Veni, Veni Emmanuel!

Captivum solve Israel!

Qui gemit in exsilio,

Privatus Dei Filio.

O come, O come, Emmanuel,
And ransom captive Israel,
That mourns in lonely exile here

Until the Son of God appear.

Of course, there is one more verse. Both the Church of England and the Premonstratensian Order preserve an antiphon addressed to Mary. By custom, this one is said last -- so, if one intends to use it, one begins the series of antiphons on Dec. 16. We could not find a version compatible with the hymn, so we have paraphrased it ourselves:

O Virgo virginum, quomodo fiet istud?

Quia nec primam similem visa es nec habere sequentem.

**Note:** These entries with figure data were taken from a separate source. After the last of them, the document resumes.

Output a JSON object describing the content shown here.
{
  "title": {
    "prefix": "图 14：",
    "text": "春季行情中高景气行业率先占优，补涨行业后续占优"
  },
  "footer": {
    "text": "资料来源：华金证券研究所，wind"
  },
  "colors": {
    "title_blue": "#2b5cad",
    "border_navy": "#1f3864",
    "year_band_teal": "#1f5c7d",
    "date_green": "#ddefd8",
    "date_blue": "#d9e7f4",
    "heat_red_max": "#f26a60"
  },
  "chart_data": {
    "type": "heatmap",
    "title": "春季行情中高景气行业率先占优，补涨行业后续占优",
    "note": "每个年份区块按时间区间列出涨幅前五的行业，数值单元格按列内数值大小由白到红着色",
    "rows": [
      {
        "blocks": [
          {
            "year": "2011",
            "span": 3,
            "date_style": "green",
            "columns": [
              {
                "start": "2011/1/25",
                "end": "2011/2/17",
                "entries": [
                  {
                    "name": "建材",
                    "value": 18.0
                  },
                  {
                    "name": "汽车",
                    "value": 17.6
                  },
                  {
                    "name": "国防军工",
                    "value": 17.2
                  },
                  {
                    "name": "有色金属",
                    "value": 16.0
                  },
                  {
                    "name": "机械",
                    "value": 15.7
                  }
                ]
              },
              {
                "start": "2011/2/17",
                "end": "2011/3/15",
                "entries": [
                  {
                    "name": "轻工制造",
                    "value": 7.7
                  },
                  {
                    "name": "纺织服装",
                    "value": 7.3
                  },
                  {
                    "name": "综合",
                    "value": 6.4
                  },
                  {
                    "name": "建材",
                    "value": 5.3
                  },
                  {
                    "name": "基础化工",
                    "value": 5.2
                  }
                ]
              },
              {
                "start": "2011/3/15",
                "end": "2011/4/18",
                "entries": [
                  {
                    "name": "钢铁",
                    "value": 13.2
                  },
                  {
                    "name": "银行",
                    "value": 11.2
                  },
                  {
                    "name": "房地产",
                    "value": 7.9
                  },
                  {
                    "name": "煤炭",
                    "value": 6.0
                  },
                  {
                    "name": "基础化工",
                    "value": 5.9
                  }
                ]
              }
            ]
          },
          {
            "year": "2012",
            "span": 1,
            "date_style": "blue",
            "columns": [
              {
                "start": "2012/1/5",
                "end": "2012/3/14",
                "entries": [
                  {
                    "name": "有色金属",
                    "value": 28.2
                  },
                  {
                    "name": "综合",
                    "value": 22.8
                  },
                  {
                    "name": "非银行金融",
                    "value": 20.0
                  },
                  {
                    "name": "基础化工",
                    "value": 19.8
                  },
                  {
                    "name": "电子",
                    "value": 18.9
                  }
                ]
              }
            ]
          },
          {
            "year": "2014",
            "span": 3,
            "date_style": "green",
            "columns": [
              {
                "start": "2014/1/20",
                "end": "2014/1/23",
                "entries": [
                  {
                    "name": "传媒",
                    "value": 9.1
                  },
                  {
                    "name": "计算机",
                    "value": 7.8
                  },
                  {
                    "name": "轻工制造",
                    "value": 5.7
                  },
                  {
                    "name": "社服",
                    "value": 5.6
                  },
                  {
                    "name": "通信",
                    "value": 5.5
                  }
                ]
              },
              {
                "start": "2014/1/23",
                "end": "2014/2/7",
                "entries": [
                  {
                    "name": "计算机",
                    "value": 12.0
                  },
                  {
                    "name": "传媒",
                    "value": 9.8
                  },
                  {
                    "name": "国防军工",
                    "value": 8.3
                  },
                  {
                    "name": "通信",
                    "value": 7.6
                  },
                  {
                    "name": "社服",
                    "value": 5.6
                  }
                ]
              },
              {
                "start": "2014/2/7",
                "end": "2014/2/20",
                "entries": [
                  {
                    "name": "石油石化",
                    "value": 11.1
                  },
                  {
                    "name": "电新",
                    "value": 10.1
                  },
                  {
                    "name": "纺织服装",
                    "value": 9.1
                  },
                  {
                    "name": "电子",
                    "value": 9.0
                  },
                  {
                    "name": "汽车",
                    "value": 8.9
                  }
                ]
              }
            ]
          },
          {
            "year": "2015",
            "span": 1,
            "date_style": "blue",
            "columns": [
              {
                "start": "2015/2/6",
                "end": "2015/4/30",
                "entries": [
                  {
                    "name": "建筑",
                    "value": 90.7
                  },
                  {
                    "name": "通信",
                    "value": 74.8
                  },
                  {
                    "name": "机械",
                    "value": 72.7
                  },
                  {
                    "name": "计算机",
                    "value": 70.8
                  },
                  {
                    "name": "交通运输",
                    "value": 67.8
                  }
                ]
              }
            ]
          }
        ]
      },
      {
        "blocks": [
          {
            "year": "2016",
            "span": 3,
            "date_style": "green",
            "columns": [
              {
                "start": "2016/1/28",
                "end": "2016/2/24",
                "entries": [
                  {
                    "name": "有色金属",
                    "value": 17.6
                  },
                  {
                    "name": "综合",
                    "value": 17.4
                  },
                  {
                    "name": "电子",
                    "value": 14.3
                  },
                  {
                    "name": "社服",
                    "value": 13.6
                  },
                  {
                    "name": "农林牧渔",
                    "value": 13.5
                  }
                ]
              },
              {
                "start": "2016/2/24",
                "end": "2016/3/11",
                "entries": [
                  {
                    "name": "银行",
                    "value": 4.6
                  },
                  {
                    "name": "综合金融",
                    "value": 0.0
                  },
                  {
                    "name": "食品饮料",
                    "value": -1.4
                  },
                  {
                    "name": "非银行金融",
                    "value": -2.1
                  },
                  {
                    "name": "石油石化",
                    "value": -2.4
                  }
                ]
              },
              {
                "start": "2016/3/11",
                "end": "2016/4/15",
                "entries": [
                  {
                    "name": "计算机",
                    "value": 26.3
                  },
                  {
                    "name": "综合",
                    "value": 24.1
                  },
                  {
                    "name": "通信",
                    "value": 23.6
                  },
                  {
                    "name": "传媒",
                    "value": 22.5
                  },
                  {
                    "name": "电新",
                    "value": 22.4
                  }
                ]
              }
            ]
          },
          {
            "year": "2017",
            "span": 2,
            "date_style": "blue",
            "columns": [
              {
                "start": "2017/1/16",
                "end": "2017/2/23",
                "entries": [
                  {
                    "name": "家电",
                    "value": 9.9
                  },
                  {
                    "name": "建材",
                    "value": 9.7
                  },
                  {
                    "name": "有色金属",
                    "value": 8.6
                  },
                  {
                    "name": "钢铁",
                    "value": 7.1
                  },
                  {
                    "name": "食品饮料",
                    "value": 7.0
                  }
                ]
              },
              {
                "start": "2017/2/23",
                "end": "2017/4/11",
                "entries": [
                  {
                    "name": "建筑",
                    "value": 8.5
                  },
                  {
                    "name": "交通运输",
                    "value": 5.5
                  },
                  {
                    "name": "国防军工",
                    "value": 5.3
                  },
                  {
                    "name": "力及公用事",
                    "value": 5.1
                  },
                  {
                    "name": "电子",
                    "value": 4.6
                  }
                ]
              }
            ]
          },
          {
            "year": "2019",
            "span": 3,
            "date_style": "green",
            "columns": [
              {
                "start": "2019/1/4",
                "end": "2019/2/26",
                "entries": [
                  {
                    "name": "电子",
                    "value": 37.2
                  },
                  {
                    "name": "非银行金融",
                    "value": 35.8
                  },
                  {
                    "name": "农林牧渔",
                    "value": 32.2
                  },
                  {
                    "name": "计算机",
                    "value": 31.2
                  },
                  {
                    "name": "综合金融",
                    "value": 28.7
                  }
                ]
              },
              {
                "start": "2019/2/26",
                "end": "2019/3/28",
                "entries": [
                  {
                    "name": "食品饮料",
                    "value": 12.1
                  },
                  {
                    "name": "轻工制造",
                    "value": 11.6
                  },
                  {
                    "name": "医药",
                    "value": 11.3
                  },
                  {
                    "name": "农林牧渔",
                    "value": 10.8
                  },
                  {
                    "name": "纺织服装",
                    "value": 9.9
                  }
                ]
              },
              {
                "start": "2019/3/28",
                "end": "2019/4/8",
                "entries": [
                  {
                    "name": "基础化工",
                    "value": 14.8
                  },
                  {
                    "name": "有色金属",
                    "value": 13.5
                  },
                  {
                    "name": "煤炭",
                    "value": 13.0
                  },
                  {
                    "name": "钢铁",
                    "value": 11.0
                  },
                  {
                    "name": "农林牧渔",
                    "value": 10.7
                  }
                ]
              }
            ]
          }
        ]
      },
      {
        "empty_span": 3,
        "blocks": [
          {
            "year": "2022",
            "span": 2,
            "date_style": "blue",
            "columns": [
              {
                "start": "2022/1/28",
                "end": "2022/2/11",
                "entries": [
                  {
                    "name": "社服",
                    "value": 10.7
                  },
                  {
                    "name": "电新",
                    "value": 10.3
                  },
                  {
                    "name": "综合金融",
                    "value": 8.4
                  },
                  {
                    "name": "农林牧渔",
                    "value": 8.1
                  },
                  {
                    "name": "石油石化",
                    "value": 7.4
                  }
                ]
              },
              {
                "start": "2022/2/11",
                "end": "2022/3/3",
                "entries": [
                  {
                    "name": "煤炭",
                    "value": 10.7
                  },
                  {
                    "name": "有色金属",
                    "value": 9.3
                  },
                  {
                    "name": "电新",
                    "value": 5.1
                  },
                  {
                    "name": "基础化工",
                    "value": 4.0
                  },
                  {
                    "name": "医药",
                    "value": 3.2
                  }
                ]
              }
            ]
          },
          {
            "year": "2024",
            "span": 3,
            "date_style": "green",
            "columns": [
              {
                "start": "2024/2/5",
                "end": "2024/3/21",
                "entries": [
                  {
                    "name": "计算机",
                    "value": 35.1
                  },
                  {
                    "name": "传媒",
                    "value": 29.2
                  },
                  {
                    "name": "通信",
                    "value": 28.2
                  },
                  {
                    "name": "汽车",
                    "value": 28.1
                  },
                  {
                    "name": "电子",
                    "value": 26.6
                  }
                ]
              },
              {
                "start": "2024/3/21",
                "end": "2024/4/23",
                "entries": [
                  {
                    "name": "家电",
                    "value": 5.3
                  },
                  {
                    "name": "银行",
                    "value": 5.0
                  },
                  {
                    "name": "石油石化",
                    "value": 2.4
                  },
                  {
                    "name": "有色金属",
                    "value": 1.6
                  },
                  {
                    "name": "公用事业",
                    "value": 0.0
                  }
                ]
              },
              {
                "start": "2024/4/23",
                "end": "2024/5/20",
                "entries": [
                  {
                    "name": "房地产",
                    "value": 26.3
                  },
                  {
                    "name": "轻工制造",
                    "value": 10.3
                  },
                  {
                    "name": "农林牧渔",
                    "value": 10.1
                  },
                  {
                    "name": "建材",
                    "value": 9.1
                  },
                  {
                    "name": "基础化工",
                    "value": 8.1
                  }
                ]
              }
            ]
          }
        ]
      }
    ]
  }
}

Filiae Jerusalem, quid me admiramini?

Divinum est mysterium hoc quod cernitis.

O Virgin of virgins, how shall this be?

For neither before thee was any like thee, nor shall there be after.

Daughters of Jerusalem, why marvel ye at me?

The thing which ye behold is a divine mystery.

O Virgin blest, like thee is none

In ancient days or days to come.

Jerusalem shall sing of thee,

That bears th'eternal Mystery

Of course, this changes the famous reverse acrostic from ero cras to vero cras, meaning "I will surely come."